Your vet can tackle fleas safely and effectively but you will also need to treat your house thoroughly with an appropriate spray to prevent them coming back.

Prevention is much easier than dealing with an established infestation, so make sure your dog and all other dogs and cats in the house are regularly dosed with a good-quality flea treatment. Ask your vet if you need advice on which to choose.

Lice

Lice are very small but can usually be seen by the human eye. Keep an eye out for little white dots in your dog’s hair too – these are lice eggs (or nits).

If your dog has lice, will probably also notice them scratching intensely, and their coat may look dry and patchy.

The simplest and most effective treatments come in the form of ‘spot-on’ drops – ask your vet for advice, especially if you suspect your dog may have had lice for a while. Some infestations will require more than one treatment.

Mites

These tiny parasites are usually spread by direct contact to the skin. Watch out for vigorous scratching and scaly, flaking or inflamed skin.

Washing bedding and grooming equipment regularly can help prevent the spread of mites. If you suspect an infestation, your vet can easily treat your dog with an insecticidal spot-on.

Ticks

Ticks are blood-sucking parasites that can attach themselves to your dog’s skin when you are walking him or her in long grass or in woodland. It’s important to remove ticks promptly as they can cause an abscess and pass on diseases, such as Lyme disease.

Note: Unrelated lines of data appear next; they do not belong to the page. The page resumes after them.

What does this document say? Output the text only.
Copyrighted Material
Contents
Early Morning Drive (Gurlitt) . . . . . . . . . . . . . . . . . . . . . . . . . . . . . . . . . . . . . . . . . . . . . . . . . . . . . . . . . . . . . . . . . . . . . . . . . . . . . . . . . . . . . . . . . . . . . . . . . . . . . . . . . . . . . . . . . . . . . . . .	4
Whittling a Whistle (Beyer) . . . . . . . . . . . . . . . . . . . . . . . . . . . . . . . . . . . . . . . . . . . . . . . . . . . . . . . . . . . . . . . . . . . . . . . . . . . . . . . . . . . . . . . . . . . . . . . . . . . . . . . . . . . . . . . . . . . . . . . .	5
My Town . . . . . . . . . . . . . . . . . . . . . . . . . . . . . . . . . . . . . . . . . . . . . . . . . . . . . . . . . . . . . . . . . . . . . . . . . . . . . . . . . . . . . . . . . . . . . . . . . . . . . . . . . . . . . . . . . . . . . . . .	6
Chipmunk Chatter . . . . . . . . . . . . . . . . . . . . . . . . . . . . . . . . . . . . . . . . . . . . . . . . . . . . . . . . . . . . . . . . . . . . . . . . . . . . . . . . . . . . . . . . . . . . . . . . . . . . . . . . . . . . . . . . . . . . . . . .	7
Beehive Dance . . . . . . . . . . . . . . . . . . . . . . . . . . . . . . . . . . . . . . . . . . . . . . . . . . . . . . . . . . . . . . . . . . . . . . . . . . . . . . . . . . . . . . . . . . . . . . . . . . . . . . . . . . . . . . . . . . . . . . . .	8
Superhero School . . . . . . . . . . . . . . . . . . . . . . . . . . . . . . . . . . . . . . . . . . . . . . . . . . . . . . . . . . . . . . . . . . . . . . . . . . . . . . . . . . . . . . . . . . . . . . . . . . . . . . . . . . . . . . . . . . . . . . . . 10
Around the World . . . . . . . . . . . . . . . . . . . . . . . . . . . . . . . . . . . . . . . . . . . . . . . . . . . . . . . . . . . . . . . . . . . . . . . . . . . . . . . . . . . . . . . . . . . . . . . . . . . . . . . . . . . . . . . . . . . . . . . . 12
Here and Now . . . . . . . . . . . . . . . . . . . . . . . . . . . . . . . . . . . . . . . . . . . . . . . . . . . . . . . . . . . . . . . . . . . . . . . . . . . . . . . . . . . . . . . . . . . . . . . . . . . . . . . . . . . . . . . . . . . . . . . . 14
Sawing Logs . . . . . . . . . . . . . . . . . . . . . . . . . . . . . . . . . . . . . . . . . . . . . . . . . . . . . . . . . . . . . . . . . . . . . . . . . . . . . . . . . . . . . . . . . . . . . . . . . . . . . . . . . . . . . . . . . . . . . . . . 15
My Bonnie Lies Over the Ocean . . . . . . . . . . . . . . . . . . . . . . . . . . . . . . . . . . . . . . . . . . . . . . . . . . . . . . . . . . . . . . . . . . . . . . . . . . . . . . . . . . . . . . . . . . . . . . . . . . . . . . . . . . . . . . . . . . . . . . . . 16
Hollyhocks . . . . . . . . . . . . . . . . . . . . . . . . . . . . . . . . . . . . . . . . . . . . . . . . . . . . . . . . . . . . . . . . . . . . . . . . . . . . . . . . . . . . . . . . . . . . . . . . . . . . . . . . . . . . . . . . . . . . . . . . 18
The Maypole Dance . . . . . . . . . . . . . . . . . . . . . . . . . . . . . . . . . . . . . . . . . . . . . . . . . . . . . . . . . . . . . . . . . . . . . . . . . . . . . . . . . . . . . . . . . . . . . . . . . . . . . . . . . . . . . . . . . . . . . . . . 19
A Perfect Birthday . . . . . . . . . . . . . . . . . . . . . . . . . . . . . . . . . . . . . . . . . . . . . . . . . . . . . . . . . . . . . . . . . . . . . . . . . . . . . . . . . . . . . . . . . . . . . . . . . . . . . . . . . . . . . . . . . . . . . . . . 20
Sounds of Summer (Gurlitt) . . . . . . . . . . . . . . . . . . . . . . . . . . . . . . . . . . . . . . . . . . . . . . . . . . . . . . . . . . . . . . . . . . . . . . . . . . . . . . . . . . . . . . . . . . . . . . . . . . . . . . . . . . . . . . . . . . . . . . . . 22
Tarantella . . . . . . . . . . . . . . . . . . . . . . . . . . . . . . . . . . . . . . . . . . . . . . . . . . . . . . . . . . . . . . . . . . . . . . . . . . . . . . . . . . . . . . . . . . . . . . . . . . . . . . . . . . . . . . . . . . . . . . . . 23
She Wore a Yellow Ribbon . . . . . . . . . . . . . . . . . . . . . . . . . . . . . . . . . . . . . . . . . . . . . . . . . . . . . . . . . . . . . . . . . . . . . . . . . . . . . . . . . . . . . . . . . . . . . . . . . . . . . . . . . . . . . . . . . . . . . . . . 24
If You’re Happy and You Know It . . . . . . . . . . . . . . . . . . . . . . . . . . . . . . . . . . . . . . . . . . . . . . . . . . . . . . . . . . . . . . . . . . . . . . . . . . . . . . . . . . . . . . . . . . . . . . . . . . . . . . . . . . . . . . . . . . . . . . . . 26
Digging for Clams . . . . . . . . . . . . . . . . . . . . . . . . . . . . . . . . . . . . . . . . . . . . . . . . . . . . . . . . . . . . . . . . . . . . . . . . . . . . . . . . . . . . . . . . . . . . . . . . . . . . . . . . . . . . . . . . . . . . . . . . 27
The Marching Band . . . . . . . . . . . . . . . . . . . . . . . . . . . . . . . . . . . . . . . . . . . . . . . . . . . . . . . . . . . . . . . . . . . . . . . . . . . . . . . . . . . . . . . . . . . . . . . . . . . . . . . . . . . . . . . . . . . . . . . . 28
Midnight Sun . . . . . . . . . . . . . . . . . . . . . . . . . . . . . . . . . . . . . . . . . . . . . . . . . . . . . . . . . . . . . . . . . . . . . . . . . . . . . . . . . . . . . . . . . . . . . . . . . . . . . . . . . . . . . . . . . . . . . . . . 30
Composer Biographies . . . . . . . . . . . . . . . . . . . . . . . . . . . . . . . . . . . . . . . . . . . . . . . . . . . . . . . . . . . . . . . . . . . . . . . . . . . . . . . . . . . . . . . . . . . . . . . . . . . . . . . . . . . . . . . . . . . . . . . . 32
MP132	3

Removing ticks safely is harder than it sounds and is best done with a tick-removing tool as otherwise the head can remain embedded in your dog’s skin. Your vet can help you with this and recommend an appropriate preventative treatment – these are usually in the form of a ‘spot-on’ preparation.

Worms

Every dog is susceptible to worms, no matter how old they are.

Types of worms include:

  • Roundworms and tapeworms – these live in the gut and can cause irritation and diarrhoea. You might also see your dog rubbing its bottom on the floor or ground.
  • Lungworms – these live in the respiratory tract and can be very serious. Dogs that eat slugs or snails and chew grass are susceptible.
  • Hookworms – these can be dangerous as they steal nutrients from your dog and can lead to anemia or spread to the lungs in heavy infestations.

Worm-related disease can pose a risk to humans, too, particularly among children. Roundworms, for example, can be contracted by accidentally ingesting the parasite’s eggs from soil containing the faeces of an infected animal, and can – in very rare cases – cause sight loss.

To prevent infection, adult dogs require treatment every three months. If you’re unsure what treatment is suitable for your new dog, consult your vet.